Single by Elastica

from the album Elastica
- B-side: "See That Animal"; "Blue" (Donna's 4-track demo); "Spastica";
- Released: 10 October 1994
- Genre: Britpop; post-punk; art punk;
- Length: 2:21
- Label: Deceptive; Geffen;
- Songwriter: Justine Frischmann
- Producer: Elastica

Elastica singles chronology
| "Line Up" (1994) | "Connection" (1994) | "Waking Up" (1995) |

= Connection (Elastica song) =

1994 single by Elastica

"Connection" is a song by Britpop group Elastica. It was originally released on 10 October 1994 as a single and included on their self-titled debut album in 1995. The song debuted and peaked at number 17 on the UK Singles Chart and became one of the few Britpop songs to gain popularity in North America, reaching number 53 on the US Billboard Hot 100, number two on the Billboard Modern Rock Tracks chart, and number nine on the Canadian RPM 100 Hit Tracks chart.
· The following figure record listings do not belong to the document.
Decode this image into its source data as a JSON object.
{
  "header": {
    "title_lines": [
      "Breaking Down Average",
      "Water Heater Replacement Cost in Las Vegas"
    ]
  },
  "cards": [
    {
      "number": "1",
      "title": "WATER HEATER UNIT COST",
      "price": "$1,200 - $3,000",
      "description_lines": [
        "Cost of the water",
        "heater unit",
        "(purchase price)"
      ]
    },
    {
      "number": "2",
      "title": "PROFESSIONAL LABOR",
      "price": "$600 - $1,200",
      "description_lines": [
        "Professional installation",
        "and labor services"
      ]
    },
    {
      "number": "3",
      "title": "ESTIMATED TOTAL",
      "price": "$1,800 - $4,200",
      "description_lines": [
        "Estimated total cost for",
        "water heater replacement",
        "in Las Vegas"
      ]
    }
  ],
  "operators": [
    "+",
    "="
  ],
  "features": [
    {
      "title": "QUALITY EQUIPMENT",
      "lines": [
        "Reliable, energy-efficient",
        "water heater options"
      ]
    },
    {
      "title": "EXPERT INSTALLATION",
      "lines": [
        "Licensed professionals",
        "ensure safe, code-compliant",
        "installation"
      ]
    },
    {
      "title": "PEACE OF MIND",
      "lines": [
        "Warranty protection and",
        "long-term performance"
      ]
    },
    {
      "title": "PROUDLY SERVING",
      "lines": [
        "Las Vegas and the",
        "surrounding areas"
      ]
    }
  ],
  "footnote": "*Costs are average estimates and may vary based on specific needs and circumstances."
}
In an interview with Zane Lowe, Damon Albarn mentions playing the synthesizer intro on a Yamaha QY10 handheld sequencer.

The song was the subject of controversy due to its overt similarity to another band's work. The intro synthesizer part (later repeated as a guitar figure) is lifted from the guitar riff in Wire's "Three Girl Rhumba" and transposed down a semitone. A judgment resulted in an out-of-court settlement and the credits were rewritten. Jonathan Perry writing for The Phoenix noted the similarities to Wire. He included the song in a list of the 90 best songs of the 90s, writing: Connection', Elastica's obsessively catchy stateside breakthrough, nicked its signature opening riff from Wire's 'Three Girl Rhumba' – an overzealous (and uncredited) 'homage' that proved that though imitation may indeed be the highest form of flattery, it can also cost in publishing royalties. Great song, though."

==Reception==
Pitchfork said, "Elastica crafted one of the marvels of the Britpop era: art-rock reconfigured as a carnal rallying cry. All leftward hooks and innuendo, "Connection" never hits its target squarely. The single sounds simple, even primal, as Elastica bashes their dive-bomb riff with enthusiasm." AllMusic's Stephen Thomas Erlewine observes that on its release, "Connection" was criticized "for taking the keyboard riff from Wire's "Three Girl Rhumba," though he also notes that "Elastica can make the rigid artiness of Wire into a rocking, sexy single with more hooks than anything on Pink Flag."

==Track listings==
UK CD and 12-inch single
1. "Connection"
2. "See That Animal"
3. "Blue" (Donna's 4-track demo)
4. "Spastica"

UK cassette and limited-edition 7-inch single
1. "Connection"
2. "See That Animal"

European and Australian CD single
1. "Connection"
2. "Rockunroll" (John Peel Session)
3. "Annie" (John Peel Session)
4. "See That Animal"

==Charts==

===Weekly charts===

| Chart (1994–1995) | Peak position |
|---|---|
| Australia (ARIA) | 71 |
| Canada Top Singles (RPM) | 9 |
| Canada Rock/Alternative (RPM) | 11 |
| Europe (Eurochart Hot 100) | 65 |
| Scotland Singles (Official Charts) | 25 |
| UK Singles (Official Charts) | 17 |
| UK Airplay (Music Week) | 30 |
| US Billboard Hot 100 | 53 |
| US Album Rock Tracks (Billboard) | 40 |
| US Modern Rock Tracks (Billboard) | 2 |

===Year-end charts===

| Chart (1995) | Position |
|---|---|
| Canada Top Singles (RPM) | 98 |
| US Modern Rock Tracks (Billboard) | 13 |

==Release history==

| Region | Date | Format(s) | Label(s) | Ref. |
| United Kingdom | 10 October 1994 | 7-inch vinyl; 12-inch vinyl; CD; cassette; | Deceptive |  |
| Australia | 20 February 1995 | CD | Geffen |  |
| United States | 18 April 1995 | Contemporary hit radio |  |

==Usage in media==
The song was used in the opening credit sequence of the 2023 biographical comedy BlackBerry, playing over a montage depicting the history of mobile phone technology. Later that year, it was used in the horror film Five Nights at Freddy's, during a sequence in which the characters build a fort. It is the final credits song in the 2022 movie Kimi and it also appears in the 2019 movie Captain Marvel, which takes place largely in 1995. The song was used as the opening/closing theme of the TV show Trigger Happy TV.